Kind of autobiographical.
Patterns for Life
It is a function of the human brain that we recognize faces wherever we see them; friend or foe, it is a prerequisite to survival. Alma it seemed was a well adapted child.
It all began with the wallpaper and a purple crayon.
Alma lay awake looking at the roses. Those same roses that looked so bright and cheerful in the morning took on quite a different aspect at night. One was an ugly dwarf with a great fat bulbous nose and scowling face. Another was a cruel witch, long-chinned, looking sideways at her, brandishing a branch as if at any moment she might turn and smite her with a sweep of her wand. But worst of all was a puppy dog with one eye hanging out of the socket and down onto its nose and it looked so sad and there was nothing she could do–night after night she watched it – wretched and undying.
So when Alma sneaked the purple crayon upstairs and hid it under the bed, it was with the express intention not of defacing the wallpaper, but of ridding herself of monsters. Her mother didn’t see it that way.

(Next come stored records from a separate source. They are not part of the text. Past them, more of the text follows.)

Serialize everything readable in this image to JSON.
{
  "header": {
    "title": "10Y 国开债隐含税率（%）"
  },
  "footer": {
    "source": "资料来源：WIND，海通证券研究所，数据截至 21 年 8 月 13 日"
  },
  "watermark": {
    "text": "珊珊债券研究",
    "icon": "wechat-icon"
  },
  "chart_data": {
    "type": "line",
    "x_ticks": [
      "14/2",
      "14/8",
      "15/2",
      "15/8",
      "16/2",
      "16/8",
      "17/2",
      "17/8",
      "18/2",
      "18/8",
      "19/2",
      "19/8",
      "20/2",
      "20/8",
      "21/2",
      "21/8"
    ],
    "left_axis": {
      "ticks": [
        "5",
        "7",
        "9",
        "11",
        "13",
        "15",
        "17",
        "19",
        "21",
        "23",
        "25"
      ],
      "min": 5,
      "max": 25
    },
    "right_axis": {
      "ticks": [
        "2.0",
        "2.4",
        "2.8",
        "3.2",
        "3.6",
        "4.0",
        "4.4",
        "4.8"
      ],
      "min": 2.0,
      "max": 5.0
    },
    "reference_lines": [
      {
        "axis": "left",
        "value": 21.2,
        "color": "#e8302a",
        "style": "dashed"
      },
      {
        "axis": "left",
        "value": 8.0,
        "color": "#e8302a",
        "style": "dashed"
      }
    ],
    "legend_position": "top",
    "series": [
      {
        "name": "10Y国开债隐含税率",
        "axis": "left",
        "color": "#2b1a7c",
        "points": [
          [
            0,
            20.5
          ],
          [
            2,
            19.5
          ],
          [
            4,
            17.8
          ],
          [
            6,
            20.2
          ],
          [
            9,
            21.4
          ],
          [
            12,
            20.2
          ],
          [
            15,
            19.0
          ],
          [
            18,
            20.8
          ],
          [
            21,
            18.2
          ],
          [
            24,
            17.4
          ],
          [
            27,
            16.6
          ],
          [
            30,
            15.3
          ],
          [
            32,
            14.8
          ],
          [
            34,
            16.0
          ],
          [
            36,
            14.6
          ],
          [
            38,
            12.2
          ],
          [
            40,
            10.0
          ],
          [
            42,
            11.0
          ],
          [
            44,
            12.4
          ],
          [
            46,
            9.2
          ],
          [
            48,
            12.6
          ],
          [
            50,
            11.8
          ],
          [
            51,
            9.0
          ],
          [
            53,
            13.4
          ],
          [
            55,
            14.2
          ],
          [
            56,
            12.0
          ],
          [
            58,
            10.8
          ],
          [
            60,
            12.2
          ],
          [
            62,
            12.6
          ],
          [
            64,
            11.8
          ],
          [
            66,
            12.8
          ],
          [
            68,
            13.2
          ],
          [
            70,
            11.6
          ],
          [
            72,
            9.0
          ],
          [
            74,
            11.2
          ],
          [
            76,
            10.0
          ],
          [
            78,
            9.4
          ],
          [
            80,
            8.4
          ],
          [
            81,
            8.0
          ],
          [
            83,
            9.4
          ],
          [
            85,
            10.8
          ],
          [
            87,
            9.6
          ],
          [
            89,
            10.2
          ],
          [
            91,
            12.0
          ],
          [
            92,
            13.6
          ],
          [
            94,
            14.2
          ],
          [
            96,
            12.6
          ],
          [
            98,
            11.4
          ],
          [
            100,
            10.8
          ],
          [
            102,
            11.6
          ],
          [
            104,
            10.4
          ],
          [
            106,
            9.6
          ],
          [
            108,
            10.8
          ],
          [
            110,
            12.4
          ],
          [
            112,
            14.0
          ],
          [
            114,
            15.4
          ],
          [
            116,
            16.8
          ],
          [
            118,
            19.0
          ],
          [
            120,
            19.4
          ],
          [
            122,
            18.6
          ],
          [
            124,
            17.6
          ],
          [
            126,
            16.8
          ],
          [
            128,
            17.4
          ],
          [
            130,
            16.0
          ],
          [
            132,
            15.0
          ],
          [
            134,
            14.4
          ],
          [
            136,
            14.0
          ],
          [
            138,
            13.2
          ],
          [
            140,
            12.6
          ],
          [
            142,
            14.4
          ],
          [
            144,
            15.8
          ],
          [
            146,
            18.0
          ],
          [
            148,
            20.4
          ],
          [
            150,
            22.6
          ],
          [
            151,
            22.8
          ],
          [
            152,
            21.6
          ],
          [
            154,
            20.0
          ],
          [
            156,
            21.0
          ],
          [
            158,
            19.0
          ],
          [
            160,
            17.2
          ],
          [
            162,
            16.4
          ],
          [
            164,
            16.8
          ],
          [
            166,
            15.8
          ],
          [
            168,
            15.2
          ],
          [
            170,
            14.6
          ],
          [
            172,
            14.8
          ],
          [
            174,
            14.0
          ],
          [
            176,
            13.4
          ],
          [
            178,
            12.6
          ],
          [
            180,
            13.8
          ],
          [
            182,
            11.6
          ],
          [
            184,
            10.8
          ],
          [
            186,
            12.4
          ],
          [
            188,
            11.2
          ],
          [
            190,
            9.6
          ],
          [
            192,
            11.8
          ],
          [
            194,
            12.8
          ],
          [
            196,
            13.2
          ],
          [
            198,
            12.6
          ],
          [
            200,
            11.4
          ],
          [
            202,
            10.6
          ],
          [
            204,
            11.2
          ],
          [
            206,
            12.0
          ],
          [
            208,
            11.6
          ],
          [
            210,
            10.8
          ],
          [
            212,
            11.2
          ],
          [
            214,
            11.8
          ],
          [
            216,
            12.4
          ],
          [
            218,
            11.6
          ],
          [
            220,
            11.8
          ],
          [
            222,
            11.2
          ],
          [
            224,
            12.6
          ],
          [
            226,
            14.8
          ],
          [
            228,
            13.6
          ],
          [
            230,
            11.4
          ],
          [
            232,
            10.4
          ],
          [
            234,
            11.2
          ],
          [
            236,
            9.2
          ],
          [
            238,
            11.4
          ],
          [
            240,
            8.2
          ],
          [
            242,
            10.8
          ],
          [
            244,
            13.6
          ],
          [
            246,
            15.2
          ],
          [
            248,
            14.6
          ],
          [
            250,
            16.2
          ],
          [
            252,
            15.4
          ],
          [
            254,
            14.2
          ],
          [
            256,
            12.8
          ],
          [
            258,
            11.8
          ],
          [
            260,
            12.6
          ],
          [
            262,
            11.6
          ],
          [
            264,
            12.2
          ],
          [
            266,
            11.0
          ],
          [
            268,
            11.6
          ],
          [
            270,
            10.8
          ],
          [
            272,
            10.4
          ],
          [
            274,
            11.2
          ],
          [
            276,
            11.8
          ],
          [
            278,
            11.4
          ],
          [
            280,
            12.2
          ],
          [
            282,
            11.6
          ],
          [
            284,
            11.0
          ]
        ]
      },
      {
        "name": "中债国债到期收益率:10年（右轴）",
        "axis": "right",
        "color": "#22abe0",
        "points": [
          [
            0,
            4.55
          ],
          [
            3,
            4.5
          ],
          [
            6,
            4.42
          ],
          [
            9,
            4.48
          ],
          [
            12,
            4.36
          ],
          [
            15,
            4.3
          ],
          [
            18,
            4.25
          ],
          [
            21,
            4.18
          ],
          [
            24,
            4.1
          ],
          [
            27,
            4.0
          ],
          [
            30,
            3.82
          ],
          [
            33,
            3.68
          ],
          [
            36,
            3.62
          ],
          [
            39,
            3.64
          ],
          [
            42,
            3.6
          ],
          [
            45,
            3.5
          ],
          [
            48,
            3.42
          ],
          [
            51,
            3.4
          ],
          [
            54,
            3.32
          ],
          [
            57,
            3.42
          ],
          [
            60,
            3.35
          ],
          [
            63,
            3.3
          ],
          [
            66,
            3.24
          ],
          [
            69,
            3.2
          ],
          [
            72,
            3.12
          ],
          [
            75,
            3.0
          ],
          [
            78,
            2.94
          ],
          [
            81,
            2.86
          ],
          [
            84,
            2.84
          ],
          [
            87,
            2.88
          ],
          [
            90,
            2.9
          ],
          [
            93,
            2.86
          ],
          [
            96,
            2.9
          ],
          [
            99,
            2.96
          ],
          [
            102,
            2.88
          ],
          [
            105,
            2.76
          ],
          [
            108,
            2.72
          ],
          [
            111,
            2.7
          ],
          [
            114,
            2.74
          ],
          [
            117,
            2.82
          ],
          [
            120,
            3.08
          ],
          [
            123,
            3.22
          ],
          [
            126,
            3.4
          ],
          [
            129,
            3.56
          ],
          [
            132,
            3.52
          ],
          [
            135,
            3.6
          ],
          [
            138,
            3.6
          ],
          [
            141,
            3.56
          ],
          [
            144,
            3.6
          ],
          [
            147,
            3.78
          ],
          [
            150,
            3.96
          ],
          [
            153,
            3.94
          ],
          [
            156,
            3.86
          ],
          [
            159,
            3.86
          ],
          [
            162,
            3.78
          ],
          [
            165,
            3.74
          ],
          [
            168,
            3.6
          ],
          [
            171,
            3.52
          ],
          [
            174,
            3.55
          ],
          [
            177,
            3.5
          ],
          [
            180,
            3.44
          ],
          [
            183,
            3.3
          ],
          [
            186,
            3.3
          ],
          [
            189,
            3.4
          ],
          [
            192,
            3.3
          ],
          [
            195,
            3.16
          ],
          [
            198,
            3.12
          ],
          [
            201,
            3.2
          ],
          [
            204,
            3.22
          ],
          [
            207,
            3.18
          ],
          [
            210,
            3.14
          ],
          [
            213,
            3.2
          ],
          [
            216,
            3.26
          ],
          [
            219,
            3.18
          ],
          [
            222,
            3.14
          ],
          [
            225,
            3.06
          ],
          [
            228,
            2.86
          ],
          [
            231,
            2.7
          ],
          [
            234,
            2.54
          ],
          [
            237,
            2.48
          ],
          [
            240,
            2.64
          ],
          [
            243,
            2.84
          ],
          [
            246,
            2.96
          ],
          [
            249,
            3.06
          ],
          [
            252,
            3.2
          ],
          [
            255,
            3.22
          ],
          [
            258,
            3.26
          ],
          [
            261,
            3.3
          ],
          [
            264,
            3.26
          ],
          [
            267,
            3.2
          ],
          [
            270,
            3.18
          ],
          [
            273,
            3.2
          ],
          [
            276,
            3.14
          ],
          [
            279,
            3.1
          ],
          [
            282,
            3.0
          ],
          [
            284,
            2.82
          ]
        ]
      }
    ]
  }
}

Worse than being scolded and sent to bed early, was the realization that the pattern repeated over and over again – as do all patterns – and that she had only obliterated one dwarf, one witch and one hideously deformed puppy. Silently, hundreds of others stared at her in rebuke. And what would they do when her eyes involuntarily closed in sleep? And what could she do about the undying fears that now formed the pattern for her thoughts and dreams?